13
I spent the next few days in a fog of grief and disbelief. In the South, we have lots of traditions that occupy our hands and minds in the days following a death that allow us to push the real mourning back by at least a week. On the day my dad died, Chris and I finalized the obituary and made plans for the funeral. The next day, Chris and Amanda helped clean the house so we could have a proper reception for family, friends, and well-wishers. Food arrived in massive quantities, as if the house were a staging area for disaster relief rather than the home of a family who had just lost a loved one.
The greatest torture was the two hours I spent in the receiving line at the viewing. The line snaked out the door of the funeral home and seemed interminable. When people finally got to the head of the line to shake my hand and hug Chris, Amanda, and their two girls, they would speak in hushed voices and tell me how sorry they were, as if they might have somehow caused my dad’s death themselves. Everybody was ill at ease, and you could tell there were a million places they would rather be.
Well, not everybody. The few exceptions brightened my night. One was an old law school classmate of mine named Isaiah Haywood. He had always been irreverent, loud, and obnoxious, and he obviously saw no reason to make an exception just because my father had died.
“Thanks for coming,” I told Isaiah. As usual, he had decided to be the best-dressed man at the occasion. He was now working as the in-house attorney for a sports agency and was apparently making enough money to afford five-hundred-dollar suits.
“I would have crawled here across broken glass just to see you in that black dress again,” he said. The comment made me blush. Isaiah had made similar remarks all through law school. I had rebuffed him every time, but that didn’t seem to bother him.

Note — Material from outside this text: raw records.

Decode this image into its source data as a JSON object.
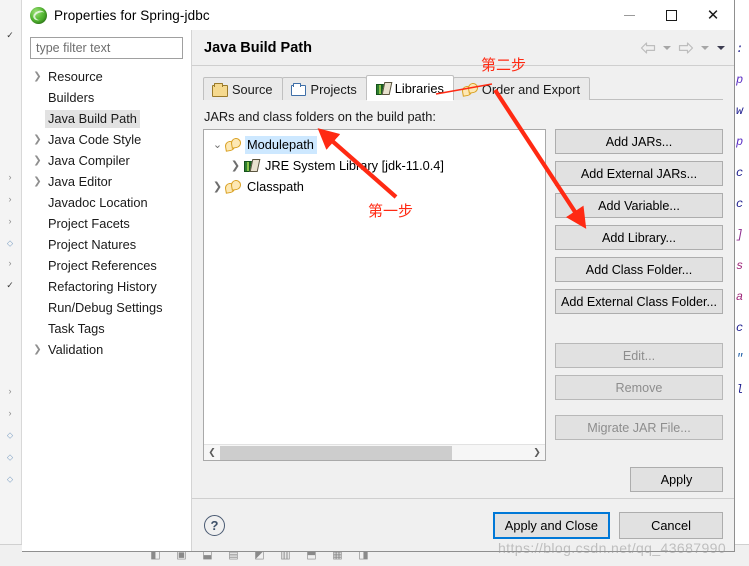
{
  "window": {
    "title": "Properties for Spring-jdbc",
    "app_icon": "eclipse-icon",
    "minimize_label": "Minimize",
    "maximize_label": "Maximize",
    "close_label": "Close"
  },
  "sidebar": {
    "filter_placeholder": "type filter text",
    "filter_value": "",
    "items": [
      {
        "label": "Resource",
        "expandable": true,
        "selected": false
      },
      {
        "label": "Builders",
        "expandable": false,
        "selected": false
      },
      {
        "label": "Java Build Path",
        "expandable": false,
        "selected": true
      },
      {
        "label": "Java Code Style",
        "expandable": true,
        "selected": false
      },
      {
        "label": "Java Compiler",
        "expandable": true,
        "selected": false
      },
      {
        "label": "Java Editor",
        "expandable": true,
        "selected": false
      },
      {
        "label": "Javadoc Location",
        "expandable": false,
        "selected": false
      },
      {
        "label": "Project Facets",
        "expandable": false,
        "selected": false
      },
      {
        "label": "Project Natures",
        "expandable": false,
        "selected": false
      },
      {
        "label": "Project References",
        "expandable": false,
        "selected": false
      },
      {
        "label": "Refactoring History",
        "expandable": false,
        "selected": false
      },
      {
        "label": "Run/Debug Settings",
        "expandable": false,
        "selected": false
      },
      {
        "label": "Task Tags",
        "expandable": false,
        "selected": false
      },
      {
        "label": "Validation",
        "expandable": true,
        "selected": false
      }
    ]
  },
  "page": {
    "title": "Java Build Path",
    "nav": {
      "back_label": "Back",
      "back_menu_label": "Back history",
      "forward_label": "Forward",
      "forward_menu_label": "Forward history",
      "view_menu_label": "View menu"
    },
    "tabs": [
      {
        "label": "Source",
        "icon": "package-folder-icon",
        "active": false
      },
      {
        "label": "Projects",
        "icon": "open-folder-icon",
        "active": false
      },
      {
        "label": "Libraries",
        "icon": "books-icon",
        "active": true
      },
      {
        "label": "Order and Export",
        "icon": "module-arrows-icon",
        "active": false
      }
    ],
    "content_label": "JARs and class folders on the build path:",
    "tree": [
      {
        "label": "Modulepath",
        "icon": "module-arrows-icon",
        "indent": 0,
        "twisty": "expanded",
        "selected": true
      },
      {
        "label": "JRE System Library [jdk-11.0.4]",
        "icon": "books-icon",
        "indent": 1,
        "twisty": "collapsed",
        "selected": false
      },
      {
        "label": "Classpath",
        "icon": "module-arrows-icon",
        "indent": 0,
        "twisty": "collapsed",
        "selected": false
      }
    ],
    "scrollbar": {
      "left_label": "Scroll left",
      "right_label": "Scroll right",
      "thumb_percent": 75
    },
    "buttons": [
      {
        "label": "Add JARs...",
        "enabled": true
      },
      {
        "label": "Add External JARs...",
        "enabled": true
      },
      {
        "label": "Add Variable...",
        "enabled": true
      },
      {
        "label": "Add Library...",
        "enabled": true
      },
      {
        "label": "Add Class Folder...",
        "enabled": true
      },
      {
        "label": "Add External Class Folder...",
        "enabled": true
      },
      {
        "label": "Edit...",
        "enabled": false
      },
      {
        "label": "Remove",
        "enabled": false
      },
      {
        "label": "Migrate JAR File...",
        "enabled": false
      }
    ],
    "apply_label": "Apply"
  },
  "footer": {
    "help_label": "?",
    "apply_and_close_label": "Apply and Close",
    "cancel_label": "Cancel"
  },
  "annotations": {
    "step_one": "第一步",
    "step_two": "第二步",
    "arrow_color": "#ff2a13"
  },
  "watermark": "https://blog.csdn.net/qq_43687990",
  "background": {
    "code_lines": [
      {
        "text": ":",
        "color": "#1f1f8f"
      },
      {
        "text": "p",
        "color": "#5b2fc4"
      },
      {
        "text": "w",
        "color": "#1f1f8f"
      },
      {
        "text": "p",
        "color": "#5b2fc4"
      },
      {
        "text": "c",
        "color": "#1f1f8f"
      },
      {
        "text": "c",
        "color": "#1f1f8f"
      },
      {
        "text": "]",
        "color": "#8f2f8f"
      },
      {
        "text": "s",
        "color": "#a0287a"
      },
      {
        "text": "a",
        "color": "#a0287a"
      },
      {
        "text": "c",
        "color": "#1f1f8f"
      },
      {
        "text": "\"",
        "color": "#1f5fa8"
      },
      {
        "text": "l",
        "color": "#1f1f8f"
      }
    ]
  }
}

“I really am sorry for your loss,” Isaiah said. “He must have been a great man to raise such a wonderful daughter.”
I leaned in to give him a hug. It was one of the few that I judiciously parceled out that night.
Two days later, we staged a funeral that was attended by a large part of the Atlanta legal community. My dad had been a minor legend. Chris did an amazing job eulogizing him and somehow kept his composure throughout. We tried to make it a celebration of my father’s life, and we generally succeeded. I cried only once, and that was when I saw Chris’s girls, ten-year-old Lola and eight-year-old Sophie, each put a rose on their granddaddy’s casket.
I was touched by the showing from the DA’s office. Bill Masterson was there and had apparently decreed that every person not in trial should show up as well. They occupied two full rows, and it was heartwarming to see the prosecutors paying their respects to a defense attorney who had generally been a thorn in their sides.
By the time the funeral ended, I was drained from the pain and protocol and just wanted to be alone. But that wasn’t possible, because I lived in my parents’ house, where we held the reception. My aunts and uncles all came, along with my closest friends from law school and work. Justice made the rounds, working the crowd for scraps of food and scarfing down anything left on plates that had been abandoned on coffee tables.
When the crowd thinned out, Chris and I started telling stories about our dad, and everyone had a few good laughs.
My friends and relatives cleaned the place before they left, and finally, at eight that evening, I hugged Chris and his family, assured them again that I would be fine by myself, and waved at them from the front porch as they pulled away. When I went back inside, the house was deathly quiet. I felt the loneliness begin to descend and knew I needed a distraction. We had done a wonderful job of honoring my dad at the funeral, and putting that ceremony behind me seemed to alleviate some of the pressure that had been building in my chest. I didn’t believe for a minute that my dad would want me to sit around and wallow in self-pity. His solution to pretty much everything was to work a little harder. And even though Masterson had told me that I should take at least a week off, I was anxious to get back to the office and start wreaking havoc on the bad guys again.
I spent the evening organizing the Rikki Tate materials that I had. I took the burgundy tablecloth and silver candlesticks off our dining room table and spread the case file on it, converting the dining room into my Rikki Tate war room. As I’d hoped it would, the task temporarily took my mind off my loss. I needed to get back into a routine, and I was more determined than ever to see that Caleb Tate got what he deserved.
Justice responded to the uptick in my mood, and we played a game of tug-of-war before we went to bed. That night, for the first time since my dad’s death, I kicked Justice off the bed and made him sleep in his traditional spot on a blanket on the floor.
Jamie Brock was back. And it was time to restore a little discipline.